Despite being an ancient art form, mosaics are not popular throughout Sudan, meaning sourcing glass tiles is difficult and expensive. In response, al-Sherif uses what is available (usually pottery) to create his artwork.
“People have gradually started to understand the art of mosaic through my works, media and social media. Maybe I have influenced many people through my works (and helped them understand) that there is an art called mosaic presented to them and they started to understand and accept,” said Abu Bakr al-Sherif, who has worked with the material for nearly two decades.
To ignite national interest in the mosaics, it is decorating public spaces with portraits of public figures including former Prime Minister Sadiq al-Mahdi.
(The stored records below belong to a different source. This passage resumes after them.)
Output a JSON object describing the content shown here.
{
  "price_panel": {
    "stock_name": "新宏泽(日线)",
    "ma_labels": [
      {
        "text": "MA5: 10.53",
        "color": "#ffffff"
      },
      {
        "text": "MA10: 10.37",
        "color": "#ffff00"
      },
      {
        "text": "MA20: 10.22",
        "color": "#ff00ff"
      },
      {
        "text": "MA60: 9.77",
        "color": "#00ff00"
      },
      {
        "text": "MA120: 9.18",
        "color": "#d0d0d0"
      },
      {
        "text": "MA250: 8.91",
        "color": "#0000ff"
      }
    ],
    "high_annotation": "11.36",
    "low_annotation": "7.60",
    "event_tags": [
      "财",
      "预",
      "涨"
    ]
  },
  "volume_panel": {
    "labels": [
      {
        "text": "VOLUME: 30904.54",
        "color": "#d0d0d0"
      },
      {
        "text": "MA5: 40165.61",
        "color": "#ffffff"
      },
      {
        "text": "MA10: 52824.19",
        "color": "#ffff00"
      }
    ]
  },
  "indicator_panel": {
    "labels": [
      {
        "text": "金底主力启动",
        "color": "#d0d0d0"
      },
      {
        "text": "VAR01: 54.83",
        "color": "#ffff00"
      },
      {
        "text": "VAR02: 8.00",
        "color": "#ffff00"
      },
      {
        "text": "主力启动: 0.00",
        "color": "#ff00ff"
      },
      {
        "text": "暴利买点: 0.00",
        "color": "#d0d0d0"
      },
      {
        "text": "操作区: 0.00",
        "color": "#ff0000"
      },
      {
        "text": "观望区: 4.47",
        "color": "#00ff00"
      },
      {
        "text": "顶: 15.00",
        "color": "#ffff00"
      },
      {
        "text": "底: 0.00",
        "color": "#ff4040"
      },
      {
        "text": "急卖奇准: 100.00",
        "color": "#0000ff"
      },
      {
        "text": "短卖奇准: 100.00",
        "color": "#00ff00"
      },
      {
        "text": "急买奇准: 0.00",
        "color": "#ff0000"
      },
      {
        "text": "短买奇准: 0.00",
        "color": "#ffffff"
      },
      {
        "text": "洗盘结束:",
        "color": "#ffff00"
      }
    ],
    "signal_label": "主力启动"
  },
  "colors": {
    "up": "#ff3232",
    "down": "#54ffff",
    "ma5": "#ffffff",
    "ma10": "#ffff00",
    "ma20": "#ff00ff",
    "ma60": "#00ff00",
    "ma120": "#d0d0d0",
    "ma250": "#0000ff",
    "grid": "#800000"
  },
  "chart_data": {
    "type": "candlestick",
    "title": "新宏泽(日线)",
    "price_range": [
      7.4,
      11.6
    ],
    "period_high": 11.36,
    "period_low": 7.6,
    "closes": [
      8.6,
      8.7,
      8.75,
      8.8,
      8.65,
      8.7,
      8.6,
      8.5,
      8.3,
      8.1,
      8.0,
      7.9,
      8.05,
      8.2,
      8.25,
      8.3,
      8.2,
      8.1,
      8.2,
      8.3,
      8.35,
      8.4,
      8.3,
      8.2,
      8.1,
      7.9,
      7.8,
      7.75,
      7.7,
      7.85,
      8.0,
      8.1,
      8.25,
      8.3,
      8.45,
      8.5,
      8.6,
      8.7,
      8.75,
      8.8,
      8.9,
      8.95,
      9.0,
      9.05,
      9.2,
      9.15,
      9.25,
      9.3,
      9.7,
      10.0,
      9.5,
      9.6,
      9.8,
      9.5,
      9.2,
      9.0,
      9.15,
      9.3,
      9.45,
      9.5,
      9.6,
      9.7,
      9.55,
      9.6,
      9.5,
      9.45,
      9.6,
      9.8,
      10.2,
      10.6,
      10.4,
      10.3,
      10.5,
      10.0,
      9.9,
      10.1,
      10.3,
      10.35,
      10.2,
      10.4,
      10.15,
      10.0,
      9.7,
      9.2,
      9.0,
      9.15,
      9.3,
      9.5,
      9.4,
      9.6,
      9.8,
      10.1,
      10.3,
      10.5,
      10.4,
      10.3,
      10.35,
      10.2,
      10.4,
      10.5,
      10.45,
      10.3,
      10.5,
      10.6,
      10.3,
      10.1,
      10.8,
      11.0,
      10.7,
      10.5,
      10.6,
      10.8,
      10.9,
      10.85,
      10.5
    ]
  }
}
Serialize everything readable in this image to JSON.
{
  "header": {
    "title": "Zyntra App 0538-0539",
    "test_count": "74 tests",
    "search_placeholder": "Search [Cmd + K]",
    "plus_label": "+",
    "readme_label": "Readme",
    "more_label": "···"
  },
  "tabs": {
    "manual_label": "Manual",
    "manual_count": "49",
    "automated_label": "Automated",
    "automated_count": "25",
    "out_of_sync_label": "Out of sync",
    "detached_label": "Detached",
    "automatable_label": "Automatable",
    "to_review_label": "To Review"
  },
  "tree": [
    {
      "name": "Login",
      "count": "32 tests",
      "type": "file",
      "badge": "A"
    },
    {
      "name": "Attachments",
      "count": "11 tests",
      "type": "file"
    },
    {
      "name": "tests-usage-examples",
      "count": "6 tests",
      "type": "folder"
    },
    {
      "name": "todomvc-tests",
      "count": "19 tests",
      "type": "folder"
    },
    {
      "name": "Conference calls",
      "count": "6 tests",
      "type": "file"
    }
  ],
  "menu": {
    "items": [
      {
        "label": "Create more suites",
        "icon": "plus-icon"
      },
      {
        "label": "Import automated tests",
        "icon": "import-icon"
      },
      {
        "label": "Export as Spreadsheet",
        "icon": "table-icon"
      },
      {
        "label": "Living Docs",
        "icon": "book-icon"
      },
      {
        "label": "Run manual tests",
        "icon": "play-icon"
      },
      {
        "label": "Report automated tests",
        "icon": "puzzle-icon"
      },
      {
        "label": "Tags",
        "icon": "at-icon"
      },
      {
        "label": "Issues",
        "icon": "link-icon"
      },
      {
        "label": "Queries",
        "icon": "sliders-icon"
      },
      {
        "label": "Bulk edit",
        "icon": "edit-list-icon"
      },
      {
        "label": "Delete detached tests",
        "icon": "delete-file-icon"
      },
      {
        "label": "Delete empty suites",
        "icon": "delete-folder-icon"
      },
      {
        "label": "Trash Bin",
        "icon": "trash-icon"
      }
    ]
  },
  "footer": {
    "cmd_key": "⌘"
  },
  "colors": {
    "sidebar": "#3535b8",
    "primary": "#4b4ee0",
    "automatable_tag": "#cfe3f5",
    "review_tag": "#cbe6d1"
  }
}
Since 2010 she has also been teaching the craft, inspiring her students and attracting a new wave of artists.
“People started working with me. The idea is that I create artwork about sit-ins and revolution and revolutionaries take part in it. The idea of participation is not limited to adults. Children can participate too” , He says.
The Sudanese artist has also experimented with stone and glass in the past, but now, using more readily available ceramics, he hopes to collaborate with artists and companies to fill public spaces with mosaic portraits of prominent national figures.